Distribution of program sizes

June 16, 2024 No comments

Program size, in lines of code (LOC), used to be a topic of conversation among developers and managers. Program size is an issue when computer memory is measured in kilobytes. Large programs would be organized into overlays such that only small subsets needed to be held in memory at any time, i.e., programmer defined memory management.

Management used program size as a proxy for implementation effort/cost. Because size was a topic of conversation, it was possible to ask around to obtain a selection of values for the size of programs with similar functionality (accurate actual implementation costs were/are rarely available via the grapevine, but developers were/are always happy to talk about how small/large their programs were/are). These days, estimating LOC prior to implementation may appear more scientific, but I doubt it’s more accurate.
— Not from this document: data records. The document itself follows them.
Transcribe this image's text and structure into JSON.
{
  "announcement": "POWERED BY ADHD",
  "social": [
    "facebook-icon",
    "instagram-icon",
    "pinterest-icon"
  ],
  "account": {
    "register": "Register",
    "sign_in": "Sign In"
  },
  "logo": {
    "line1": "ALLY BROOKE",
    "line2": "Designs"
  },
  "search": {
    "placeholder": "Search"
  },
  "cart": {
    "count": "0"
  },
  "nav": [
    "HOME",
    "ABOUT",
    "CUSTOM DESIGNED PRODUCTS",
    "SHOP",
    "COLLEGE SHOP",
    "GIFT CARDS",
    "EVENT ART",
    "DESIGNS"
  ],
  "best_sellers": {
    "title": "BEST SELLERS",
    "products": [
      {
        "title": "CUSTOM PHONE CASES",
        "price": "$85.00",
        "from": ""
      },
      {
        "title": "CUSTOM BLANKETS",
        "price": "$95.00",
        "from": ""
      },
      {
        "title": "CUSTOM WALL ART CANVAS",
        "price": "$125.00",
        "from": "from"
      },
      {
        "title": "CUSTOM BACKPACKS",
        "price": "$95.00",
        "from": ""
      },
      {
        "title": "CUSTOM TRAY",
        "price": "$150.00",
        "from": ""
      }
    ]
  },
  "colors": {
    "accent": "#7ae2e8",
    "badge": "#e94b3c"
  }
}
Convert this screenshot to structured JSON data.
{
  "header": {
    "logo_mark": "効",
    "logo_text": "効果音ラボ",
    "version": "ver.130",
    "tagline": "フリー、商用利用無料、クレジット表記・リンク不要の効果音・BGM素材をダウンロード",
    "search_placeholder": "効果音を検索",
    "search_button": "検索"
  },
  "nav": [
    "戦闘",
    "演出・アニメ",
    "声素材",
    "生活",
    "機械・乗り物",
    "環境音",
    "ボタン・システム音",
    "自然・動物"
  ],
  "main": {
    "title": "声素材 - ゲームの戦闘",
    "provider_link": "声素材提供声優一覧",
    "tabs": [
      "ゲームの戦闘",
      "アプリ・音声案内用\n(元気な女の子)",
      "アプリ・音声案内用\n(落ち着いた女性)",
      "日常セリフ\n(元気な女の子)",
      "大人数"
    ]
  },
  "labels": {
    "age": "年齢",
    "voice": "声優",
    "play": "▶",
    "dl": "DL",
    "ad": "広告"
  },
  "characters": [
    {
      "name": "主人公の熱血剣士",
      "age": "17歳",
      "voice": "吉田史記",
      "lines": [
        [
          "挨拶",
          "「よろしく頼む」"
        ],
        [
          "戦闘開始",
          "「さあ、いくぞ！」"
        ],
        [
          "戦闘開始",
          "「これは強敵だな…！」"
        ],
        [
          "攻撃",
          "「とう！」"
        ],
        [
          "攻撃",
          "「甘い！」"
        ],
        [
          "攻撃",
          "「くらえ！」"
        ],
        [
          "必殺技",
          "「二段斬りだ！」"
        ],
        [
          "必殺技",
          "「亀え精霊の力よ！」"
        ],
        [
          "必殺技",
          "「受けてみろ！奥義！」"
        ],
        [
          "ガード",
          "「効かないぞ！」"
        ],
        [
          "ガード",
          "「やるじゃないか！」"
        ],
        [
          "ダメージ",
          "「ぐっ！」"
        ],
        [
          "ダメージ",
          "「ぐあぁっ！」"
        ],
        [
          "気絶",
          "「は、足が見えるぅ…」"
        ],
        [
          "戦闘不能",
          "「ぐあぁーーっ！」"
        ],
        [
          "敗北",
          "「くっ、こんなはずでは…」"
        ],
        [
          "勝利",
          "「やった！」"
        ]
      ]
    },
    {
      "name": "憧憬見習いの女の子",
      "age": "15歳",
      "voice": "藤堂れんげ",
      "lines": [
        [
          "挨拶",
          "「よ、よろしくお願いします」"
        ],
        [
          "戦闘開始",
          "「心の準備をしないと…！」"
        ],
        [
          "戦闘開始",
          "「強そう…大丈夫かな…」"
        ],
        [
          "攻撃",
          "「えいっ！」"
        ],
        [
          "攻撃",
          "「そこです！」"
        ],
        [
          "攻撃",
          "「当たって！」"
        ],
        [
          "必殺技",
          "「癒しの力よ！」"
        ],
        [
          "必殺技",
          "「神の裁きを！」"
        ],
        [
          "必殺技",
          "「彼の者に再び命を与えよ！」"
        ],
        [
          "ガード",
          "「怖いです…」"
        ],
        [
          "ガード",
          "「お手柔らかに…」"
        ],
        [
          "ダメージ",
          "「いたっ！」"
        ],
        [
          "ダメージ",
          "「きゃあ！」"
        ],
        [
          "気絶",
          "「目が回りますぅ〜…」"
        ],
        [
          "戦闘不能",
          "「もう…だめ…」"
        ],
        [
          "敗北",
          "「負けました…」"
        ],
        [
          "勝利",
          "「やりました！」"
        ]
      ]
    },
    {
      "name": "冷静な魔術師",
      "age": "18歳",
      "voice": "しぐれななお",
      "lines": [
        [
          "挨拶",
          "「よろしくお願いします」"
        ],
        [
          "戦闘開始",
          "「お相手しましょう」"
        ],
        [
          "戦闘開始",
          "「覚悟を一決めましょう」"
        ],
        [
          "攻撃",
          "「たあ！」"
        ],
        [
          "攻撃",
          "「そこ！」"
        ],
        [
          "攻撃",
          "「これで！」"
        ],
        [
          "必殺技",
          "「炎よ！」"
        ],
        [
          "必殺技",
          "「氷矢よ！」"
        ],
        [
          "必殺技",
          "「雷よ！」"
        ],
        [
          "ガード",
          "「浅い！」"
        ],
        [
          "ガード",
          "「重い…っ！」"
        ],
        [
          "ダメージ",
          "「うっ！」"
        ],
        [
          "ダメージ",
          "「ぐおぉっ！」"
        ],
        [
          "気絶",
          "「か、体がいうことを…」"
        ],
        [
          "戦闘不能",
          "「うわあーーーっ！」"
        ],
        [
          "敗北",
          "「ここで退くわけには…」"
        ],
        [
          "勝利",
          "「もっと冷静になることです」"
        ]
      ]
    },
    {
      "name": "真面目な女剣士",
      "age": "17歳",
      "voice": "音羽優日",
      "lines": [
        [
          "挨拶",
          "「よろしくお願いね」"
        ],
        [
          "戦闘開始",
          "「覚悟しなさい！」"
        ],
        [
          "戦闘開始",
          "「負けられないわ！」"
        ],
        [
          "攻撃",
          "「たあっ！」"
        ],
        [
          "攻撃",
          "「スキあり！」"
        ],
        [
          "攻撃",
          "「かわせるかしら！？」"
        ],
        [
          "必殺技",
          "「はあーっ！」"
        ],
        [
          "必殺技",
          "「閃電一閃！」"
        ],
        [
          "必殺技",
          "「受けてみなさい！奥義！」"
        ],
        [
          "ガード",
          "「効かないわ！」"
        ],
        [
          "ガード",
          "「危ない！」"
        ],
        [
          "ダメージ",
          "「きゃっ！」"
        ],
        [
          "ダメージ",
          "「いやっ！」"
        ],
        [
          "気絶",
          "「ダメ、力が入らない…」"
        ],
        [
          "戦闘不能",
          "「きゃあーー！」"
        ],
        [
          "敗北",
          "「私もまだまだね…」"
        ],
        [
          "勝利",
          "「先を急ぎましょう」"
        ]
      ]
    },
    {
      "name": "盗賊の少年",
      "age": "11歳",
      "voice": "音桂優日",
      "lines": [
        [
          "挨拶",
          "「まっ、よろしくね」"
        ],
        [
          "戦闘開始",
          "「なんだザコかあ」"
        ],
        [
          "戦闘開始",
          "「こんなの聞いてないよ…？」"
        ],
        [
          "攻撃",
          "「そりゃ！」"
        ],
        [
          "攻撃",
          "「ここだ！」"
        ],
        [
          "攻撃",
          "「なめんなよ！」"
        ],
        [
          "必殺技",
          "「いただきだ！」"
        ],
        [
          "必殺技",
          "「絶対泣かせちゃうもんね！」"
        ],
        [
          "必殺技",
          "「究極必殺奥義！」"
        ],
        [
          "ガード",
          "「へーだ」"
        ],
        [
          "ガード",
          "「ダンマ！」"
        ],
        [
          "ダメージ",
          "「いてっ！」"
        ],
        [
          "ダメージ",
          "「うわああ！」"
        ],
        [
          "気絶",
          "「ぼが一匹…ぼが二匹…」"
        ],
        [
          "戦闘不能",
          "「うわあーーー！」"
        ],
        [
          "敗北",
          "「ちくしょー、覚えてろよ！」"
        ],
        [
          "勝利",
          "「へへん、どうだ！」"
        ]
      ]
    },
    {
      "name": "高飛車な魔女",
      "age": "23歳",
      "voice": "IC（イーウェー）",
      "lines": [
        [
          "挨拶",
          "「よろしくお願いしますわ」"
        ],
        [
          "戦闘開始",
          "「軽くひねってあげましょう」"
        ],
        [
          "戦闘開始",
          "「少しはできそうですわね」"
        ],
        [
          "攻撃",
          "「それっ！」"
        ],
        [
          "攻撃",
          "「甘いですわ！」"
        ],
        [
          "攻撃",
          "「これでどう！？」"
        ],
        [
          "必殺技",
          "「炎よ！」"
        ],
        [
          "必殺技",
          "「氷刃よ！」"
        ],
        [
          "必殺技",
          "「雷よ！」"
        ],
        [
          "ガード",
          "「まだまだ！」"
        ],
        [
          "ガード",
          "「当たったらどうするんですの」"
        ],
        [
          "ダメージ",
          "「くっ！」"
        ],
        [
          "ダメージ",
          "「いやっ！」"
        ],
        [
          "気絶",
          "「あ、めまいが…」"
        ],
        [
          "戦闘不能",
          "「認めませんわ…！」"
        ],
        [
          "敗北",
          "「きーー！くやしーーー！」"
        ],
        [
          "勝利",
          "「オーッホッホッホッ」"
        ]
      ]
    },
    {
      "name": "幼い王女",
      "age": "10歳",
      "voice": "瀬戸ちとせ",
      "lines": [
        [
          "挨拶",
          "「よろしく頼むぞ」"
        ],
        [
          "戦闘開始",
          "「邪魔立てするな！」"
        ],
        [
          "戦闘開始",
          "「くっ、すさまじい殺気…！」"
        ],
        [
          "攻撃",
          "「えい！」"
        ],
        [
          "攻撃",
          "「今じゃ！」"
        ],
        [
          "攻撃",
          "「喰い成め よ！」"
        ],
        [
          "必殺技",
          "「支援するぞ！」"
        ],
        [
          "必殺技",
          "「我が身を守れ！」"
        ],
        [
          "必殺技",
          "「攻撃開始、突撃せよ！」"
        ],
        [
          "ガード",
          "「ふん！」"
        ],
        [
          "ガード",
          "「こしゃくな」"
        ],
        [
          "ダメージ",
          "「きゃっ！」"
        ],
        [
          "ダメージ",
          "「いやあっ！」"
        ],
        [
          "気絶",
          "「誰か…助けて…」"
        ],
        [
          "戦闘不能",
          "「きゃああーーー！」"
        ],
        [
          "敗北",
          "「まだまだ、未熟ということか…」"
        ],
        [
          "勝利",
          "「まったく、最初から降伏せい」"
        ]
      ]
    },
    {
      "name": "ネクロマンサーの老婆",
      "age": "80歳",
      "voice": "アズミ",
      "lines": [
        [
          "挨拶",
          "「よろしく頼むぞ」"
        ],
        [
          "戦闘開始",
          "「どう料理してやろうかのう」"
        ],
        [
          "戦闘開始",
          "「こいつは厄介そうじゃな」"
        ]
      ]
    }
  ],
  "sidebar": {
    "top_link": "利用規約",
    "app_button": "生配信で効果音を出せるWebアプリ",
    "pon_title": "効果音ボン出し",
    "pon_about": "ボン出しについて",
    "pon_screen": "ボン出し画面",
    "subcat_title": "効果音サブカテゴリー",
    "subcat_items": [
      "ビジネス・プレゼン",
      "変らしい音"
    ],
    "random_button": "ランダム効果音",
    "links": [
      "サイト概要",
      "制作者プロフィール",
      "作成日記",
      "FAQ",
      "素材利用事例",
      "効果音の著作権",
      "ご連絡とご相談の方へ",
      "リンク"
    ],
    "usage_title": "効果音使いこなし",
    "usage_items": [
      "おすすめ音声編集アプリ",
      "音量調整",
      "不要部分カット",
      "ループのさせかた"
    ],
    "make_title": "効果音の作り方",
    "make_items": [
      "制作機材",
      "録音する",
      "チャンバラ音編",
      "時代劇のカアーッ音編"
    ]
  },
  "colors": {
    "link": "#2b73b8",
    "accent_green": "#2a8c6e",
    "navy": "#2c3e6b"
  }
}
Once computers containing megabytes of memory became widespread, and the use of third-party libraries continued to grow, program size became a niche topic of conversation.

The size of some operating systems has become an occasional topic of conversation; it wasn’t previously because mainframe/mini computer manufacturers didn’t want customers talking about how much of their expensive memory was taken up by the OS. The size of Microsoft Windows leaked out and the Linux kernel is a topic of research.

Discussions around size have moved on from individual programs to the amount of space taken up by an installed application suite. Today, program size can be a rounding error compared to data files, extensions and add-ons.

Researchers have also moved on; repository size, in LOC/packages, is what now gets reported.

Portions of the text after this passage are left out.